# Music is to this forum's music like a drink is to...



## Stunt21 (Jan 22, 2010)

...Wine? Whisky? Others?

Both are very carefully elaborated drinks, whisky can take many years to be ready or grown, and so with wine, which is an extremely complex drink/world... 

Not long ago I invited a good friend to have a good wine, she's also a good music lover (and a violinist) and she wasn't quite much into the world of wine... (We both are spanish, so...you might know about our wine tradition  ) so our common love and passion came alive and I had to describe it as a symphony which took, in this case, 6 years to be composed, and there was a similitude between all of the steps of the wine creation and the music composition processes. (Maybe a symphony isn't the most correct shape of music for the comparison, but I also had beer and whisky in my blood, I remember...)

What do you think about this? 

Greetings.


----------



## jurianbai (Nov 23, 2008)

I always want to have alchohol discussion in this forum


----------



## Weston (Jul 11, 2008)

Sorry -- even my beloved single malt scotch Glenmorangie, neat, enjoyed with a wafer of 70% cocoa will not compare to the profound physiological and psychological effect of a good music composition. Fortunately I don't have to choose between the two, but my alcohol consumption days are likely over for the forseeable future.


----------



## Lukecash12 (Sep 21, 2009)

Weston said:


> Sorry -- even my beloved single malt scotch Glenmorangie, neat, enjoyed with a wafer of 70% cocoa will not compare to the profound physiological and psychological effect of a good music composition. Fortunately I don't have to choose between the two, but my alcohol consumption days are likely over for the forseeable future.


Aha, sir! I'll drink to that with a shot of Cognac.


----------



## Sid James (Feb 7, 2009)

I'm not a big drinker (although we do have some excellent wines in Australia) but give me a good cappucino any day


----------



## Stunt21 (Jan 22, 2010)

Glenmoragie, nice choice... 

And yes, I know about excellent wines in Australia; a friend once was working there and sent me a bottle which I enjoyed quite a lot. Unfortunately he removed all the labels from it, so that everything I could know about it were by myself, and I can't remember where I put the notes about it...Hehe.

And cognac, coffee...Very respectable drinks also, can also be complex =)
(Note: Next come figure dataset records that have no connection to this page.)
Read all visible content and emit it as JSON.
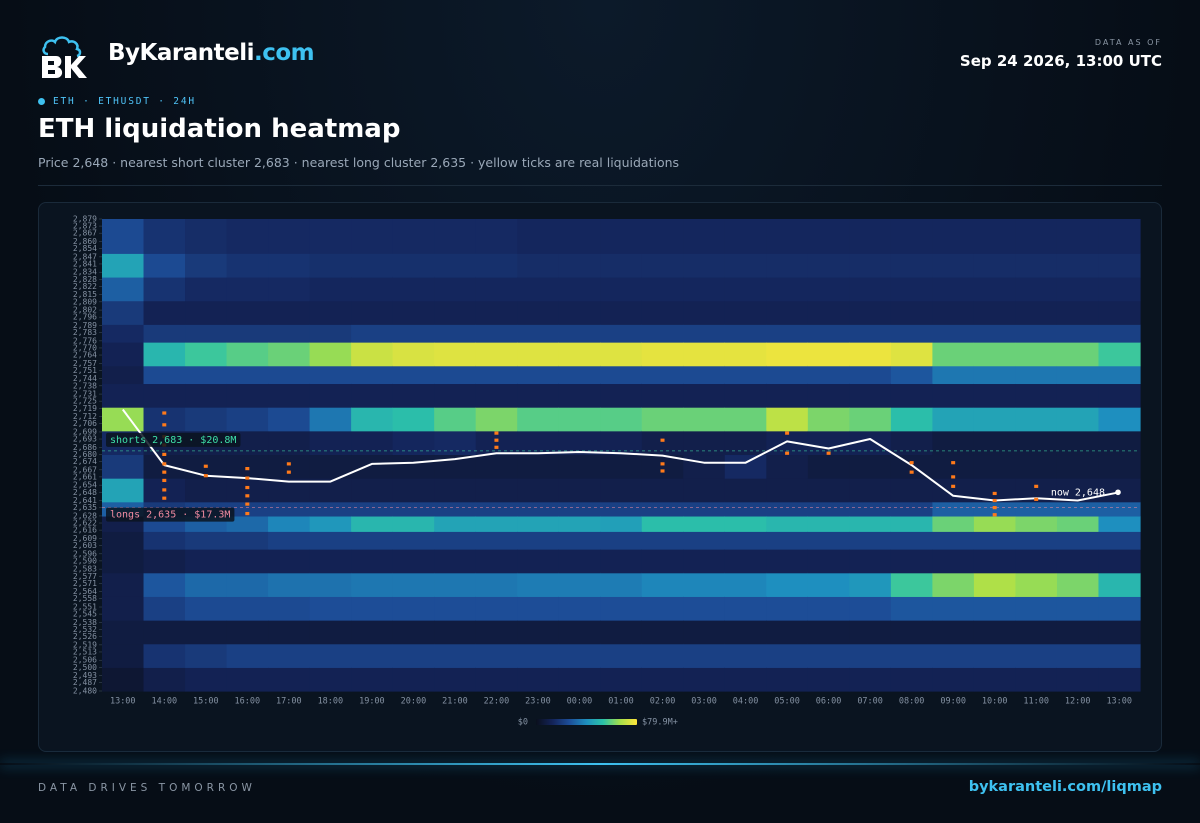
{
  "header": {
    "brand_name": "ByKaranteli",
    "brand_domain": ".com",
    "data_as_of_label": "DATA AS OF",
    "data_as_of": "Sep 24 2026, 13:00 UTC"
  },
  "tag": "ETH · ETHUSDT · 24H",
  "footer": {
    "tagline": "DATA DRIVES TOMORROW",
    "url": "bykaranteli.com/liqmap"
  },
  "chart_data": {
    "type": "heatmap",
    "title": "ETH liquidation heatmap",
    "subtitle": "Price 2,648 · nearest short cluster 2,683 · nearest long cluster 2,635 · yellow ticks are real liquidations",
    "categories": [
      "13:00",
      "14:00",
      "15:00",
      "16:00",
      "17:00",
      "18:00",
      "19:00",
      "20:00",
      "21:00",
      "22:00",
      "23:00",
      "00:00",
      "01:00",
      "02:00",
      "03:00",
      "04:00",
      "05:00",
      "06:00",
      "07:00",
      "08:00",
      "09:00",
      "10:00",
      "11:00",
      "12:00",
      "13:00"
    ],
    "ylim": [
      2480,
      2879
    ],
    "yticks": [
      {
        "value": 2879,
        "label": "2,879"
      },
      {
        "value": 2873,
        "label": "2,873"
      },
      {
        "value": 2867,
        "label": "2,867"
      },
      {
        "value": 2860,
        "label": "2,860"
      },
      {
        "value": 2854,
        "label": "2,854"
      },
      {
        "value": 2847,
        "label": "2,847"
      },
      {
        "value": 2841,
        "label": "2,841"
      },
      {
        "value": 2834,
        "label": "2,834"
      },
      {
        "value": 2828,
        "label": "2,828"
      },
      {
        "value": 2822,
        "label": "2,822"
      },
      {
        "value": 2815,
        "label": "2,815"
      },
      {
        "value": 2809,
        "label": "2,809"
      },
      {
        "value": 2802,
        "label": "2,802"
      },
      {
        "value": 2796,
        "label": "2,796"
      },
      {
        "value": 2789,
        "label": "2,789"
      },
      {
        "value": 2783,
        "label": "2,783"
      },
      {
        "value": 2776,
        "label": "2,776"
      },
      {
        "value": 2770,
        "label": "2,770"
      },
      {
        "value": 2764,
        "label": "2,764"
      },
      {
        "value": 2757,
        "label": "2,757"
      },
      {
        "value": 2751,
        "label": "2,751"
      },
      {
        "value": 2744,
        "label": "2,744"
      },
      {
        "value": 2738,
        "label": "2,738"
      },
      {
        "value": 2731,
        "label": "2,731"
      },
      {
        "value": 2725,
        "label": "2,725"
      },
      {
        "value": 2719,
        "label": "2,719"
      },
      {
        "value": 2712,
        "label": "2,712"
      },
      {
        "value": 2706,
        "label": "2,706"
      },
      {
        "value": 2699,
        "label": "2,699"
      },
      {
        "value": 2693,
        "label": "2,693"
      },
      {
        "value": 2686,
        "label": "2,686"
      },
      {
        "value": 2680,
        "label": "2,680"
      },
      {
        "value": 2674,
        "label": "2,674"
      },
      {
        "value": 2667,
        "label": "2,667"
      },
      {
        "value": 2661,
        "label": "2,661"
      },
      {
        "value": 2654,
        "label": "2,654"
      },
      {
        "value": 2648,
        "label": "2,648"
      },
      {
        "value": 2641,
        "label": "2,641"
      },
      {
        "value": 2635,
        "label": "2,635"
      },
      {
        "value": 2628,
        "label": "2,628"
      },
      {
        "value": 2622,
        "label": "2,622"
      },
      {
        "value": 2616,
        "label": "2,616"
      },
      {
        "value": 2609,
        "label": "2,609"
      },
      {
        "value": 2603,
        "label": "2,603"
      },
      {
        "value": 2596,
        "label": "2,596"
      },
      {
        "value": 2590,
        "label": "2,590"
      },
      {
        "value": 2583,
        "label": "2,583"
      },
      {
        "value": 2577,
        "label": "2,577"
      },
      {
        "value": 2571,
        "label": "2,571"
      },
      {
        "value": 2564,
        "label": "2,564"
      },
      {
        "value": 2558,
        "label": "2,558"
      },
      {
        "value": 2551,
        "label": "2,551"
      },
      {
        "value": 2545,
        "label": "2,545"
      },
      {
        "value": 2538,
        "label": "2,538"
      },
      {
        "value": 2532,
        "label": "2,532"
      },
      {
        "value": 2526,
        "label": "2,526"
      },
      {
        "value": 2519,
        "label": "2,519"
      },
      {
        "value": 2513,
        "label": "2,513"
      },
      {
        "value": 2506,
        "label": "2,506"
      },
      {
        "value": 2500,
        "label": "2,500"
      },
      {
        "value": 2493,
        "label": "2,493"
      },
      {
        "value": 2487,
        "label": "2,487"
      },
      {
        "value": 2480,
        "label": "2,480"
      }
    ],
    "y_bins": [
      2480,
      2500,
      2520,
      2540,
      2560,
      2580,
      2600,
      2615,
      2628,
      2640,
      2660,
      2680,
      2700,
      2720,
      2740,
      2755,
      2775,
      2790,
      2810,
      2830,
      2850,
      2879
    ],
    "z": [
      [
        5,
        8,
        8,
        10,
        10,
        8,
        8,
        10,
        30,
        45,
        20,
        15,
        65,
        12,
        10,
        12,
        15,
        20,
        30,
        45,
        25
      ],
      [
        10,
        18,
        8,
        22,
        28,
        10,
        18,
        25,
        20,
        12,
        8,
        10,
        18,
        12,
        25,
        50,
        20,
        12,
        18,
        25,
        18
      ],
      [
        12,
        20,
        8,
        25,
        32,
        12,
        20,
        30,
        22,
        10,
        8,
        10,
        20,
        12,
        25,
        55,
        20,
        12,
        15,
        20,
        16
      ],
      [
        12,
        22,
        8,
        25,
        32,
        12,
        20,
        32,
        22,
        10,
        8,
        10,
        22,
        12,
        25,
        58,
        20,
        12,
        15,
        18,
        15
      ],
      [
        12,
        22,
        8,
        25,
        34,
        12,
        22,
        38,
        22,
        10,
        8,
        10,
        25,
        12,
        25,
        60,
        20,
        12,
        15,
        18,
        15
      ],
      [
        12,
        22,
        8,
        26,
        34,
        12,
        22,
        42,
        22,
        10,
        8,
        12,
        35,
        12,
        25,
        65,
        20,
        12,
        14,
        17,
        15
      ],
      [
        12,
        22,
        8,
        26,
        35,
        12,
        22,
        50,
        22,
        10,
        8,
        12,
        50,
        12,
        25,
        72,
        22,
        12,
        14,
        17,
        15
      ],
      [
        12,
        22,
        8,
        26,
        35,
        12,
        22,
        50,
        22,
        10,
        8,
        14,
        52,
        12,
        25,
        74,
        22,
        12,
        14,
        17,
        15
      ],
      [
        12,
        22,
        8,
        26,
        35,
        12,
        22,
        45,
        22,
        10,
        8,
        15,
        58,
        12,
        25,
        75,
        22,
        12,
        14,
        17,
        15
      ],
      [
        12,
        22,
        8,
        26,
        35,
        12,
        22,
        45,
        22,
        10,
        8,
        12,
        62,
        12,
        25,
        75,
        22,
        12,
        14,
        17,
        15
      ],
      [
        12,
        22,
        8,
        26,
        36,
        12,
        22,
        45,
        22,
        10,
        8,
        12,
        58,
        12,
        25,
        75,
        22,
        12,
        14,
        16,
        14
      ],
      [
        12,
        22,
        8,
        26,
        36,
        12,
        22,
        45,
        22,
        10,
        8,
        12,
        58,
        12,
        25,
        75,
        22,
        12,
        14,
        16,
        14
      ],
      [
        12,
        22,
        8,
        26,
        36,
        12,
        22,
        44,
        22,
        10,
        8,
        12,
        58,
        12,
        25,
        75,
        22,
        12,
        14,
        16,
        14
      ],
      [
        12,
        22,
        8,
        26,
        38,
        12,
        22,
        52,
        22,
        10,
        8,
        10,
        60,
        12,
        25,
        76,
        22,
        12,
        14,
        16,
        14
      ],
      [
        12,
        22,
        8,
        26,
        38,
        12,
        22,
        52,
        22,
        10,
        10,
        10,
        60,
        12,
        25,
        76,
        22,
        12,
        14,
        16,
        14
      ],
      [
        12,
        22,
        8,
        26,
        38,
        12,
        22,
        52,
        22,
        10,
        15,
        10,
        60,
        12,
        25,
        76,
        22,
        12,
        14,
        16,
        14
      ],
      [
        12,
        22,
        8,
        26,
        40,
        12,
        22,
        50,
        22,
        10,
        10,
        12,
        70,
        12,
        25,
        77,
        22,
        12,
        14,
        16,
        14
      ],
      [
        12,
        22,
        8,
        26,
        40,
        12,
        22,
        50,
        22,
        10,
        8,
        12,
        62,
        12,
        25,
        77,
        22,
        12,
        14,
        16,
        14
      ],
      [
        12,
        22,
        8,
        26,
        42,
        12,
        22,
        50,
        22,
        10,
        8,
        12,
        60,
        12,
        25,
        77,
        22,
        12,
        14,
        16,
        14
      ],
      [
        12,
        22,
        8,
        28,
        55,
        12,
        22,
        50,
        22,
        10,
        8,
        10,
        52,
        12,
        28,
        75,
        22,
        12,
        14,
        16,
        14
      ],
      [
        12,
        22,
        8,
        28,
        62,
        12,
        22,
        60,
        30,
        10,
        8,
        8,
        45,
        12,
        35,
        60,
        22,
        12,
        14,
        16,
        14
      ],
      [
        12,
        22,
        8,
        28,
        68,
        12,
        22,
        65,
        30,
        10,
        8,
        8,
        45,
        12,
        35,
        60,
        22,
        12,
        14,
        16,
        14
      ],
      [
        12,
        22,
        8,
        28,
        65,
        12,
        22,
        62,
        30,
        10,
        8,
        8,
        45,
        12,
        35,
        60,
        22,
        12,
        14,
        16,
        14
      ],
      [
        12,
        22,
        8,
        28,
        62,
        12,
        22,
        60,
        30,
        10,
        8,
        8,
        45,
        12,
        35,
        60,
        22,
        12,
        14,
        16,
        14
      ],
      [
        12,
        22,
        8,
        28,
        50,
        12,
        22,
        40,
        30,
        10,
        8,
        8,
        40,
        12,
        35,
        55,
        22,
        12,
        14,
        16,
        14
      ]
    ],
    "zlim": [
      0,
      79.9
    ],
    "zticks": [
      {
        "value": 0,
        "label": "$0"
      },
      {
        "value": 79.9,
        "label": "$79.9M+"
      }
    ],
    "colorscale": [
      "#0a0f1c",
      "#14245a",
      "#1d4f9a",
      "#1e8fbf",
      "#2cc3a8",
      "#a6df4a",
      "#ffe53b"
    ],
    "price": {
      "color": "#ffffff",
      "values": [
        2718,
        2671,
        2662,
        2660,
        2657,
        2657,
        2672,
        2673,
        2676,
        2681,
        2681,
        2682,
        2681,
        2679,
        2673,
        2673,
        2691,
        2685,
        2693,
        2671,
        2645,
        2641,
        2643,
        2641,
        2648
      ]
    },
    "liquidations": {
      "color": "#ff7a1a",
      "x": [
        "14:00",
        "14:00",
        "14:00",
        "14:00",
        "14:00",
        "14:00",
        "14:00",
        "14:00",
        "14:00",
        "14:00",
        "15:00",
        "15:00",
        "16:00",
        "16:00",
        "16:00",
        "16:00",
        "16:00",
        "16:00",
        "17:00",
        "17:00",
        "22:00",
        "22:00",
        "22:00",
        "02:00",
        "02:00",
        "02:00",
        "05:00",
        "05:00",
        "06:00",
        "08:00",
        "08:00",
        "09:00",
        "09:00",
        "09:00",
        "10:00",
        "10:00",
        "10:00",
        "10:00",
        "11:00",
        "11:00"
      ],
      "prices": [
        2715,
        2705,
        2695,
        2688,
        2680,
        2672,
        2665,
        2658,
        2650,
        2643,
        2670,
        2662,
        2668,
        2660,
        2652,
        2645,
        2638,
        2630,
        2672,
        2665,
        2698,
        2692,
        2686,
        2692,
        2672,
        2666,
        2698,
        2681,
        2681,
        2673,
        2665,
        2673,
        2661,
        2653,
        2647,
        2641,
        2635,
        2629,
        2653,
        2642
      ]
    },
    "annotations": [
      {
        "text": "shorts 2,683 · $20.8M",
        "value": 2683,
        "color": "#3ee0a8"
      },
      {
        "text": "longs 2,635 · $17.3M",
        "value": 2635,
        "color": "#f08aa0"
      },
      {
        "text": "now 2,648",
        "value": 2648,
        "color": "#ffffff"
      }
    ]
  }
}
Anyway, what I meant with the post was more like a question, (although I agree with Weston; I've tried exceptional wines from private collections, and almost all of the whisky that has come in my way, and there's NO comparison between such and a good dose of Music) kind of "Between all drinks, which one would be for you like our music between all of the music?"

Greetings!


----------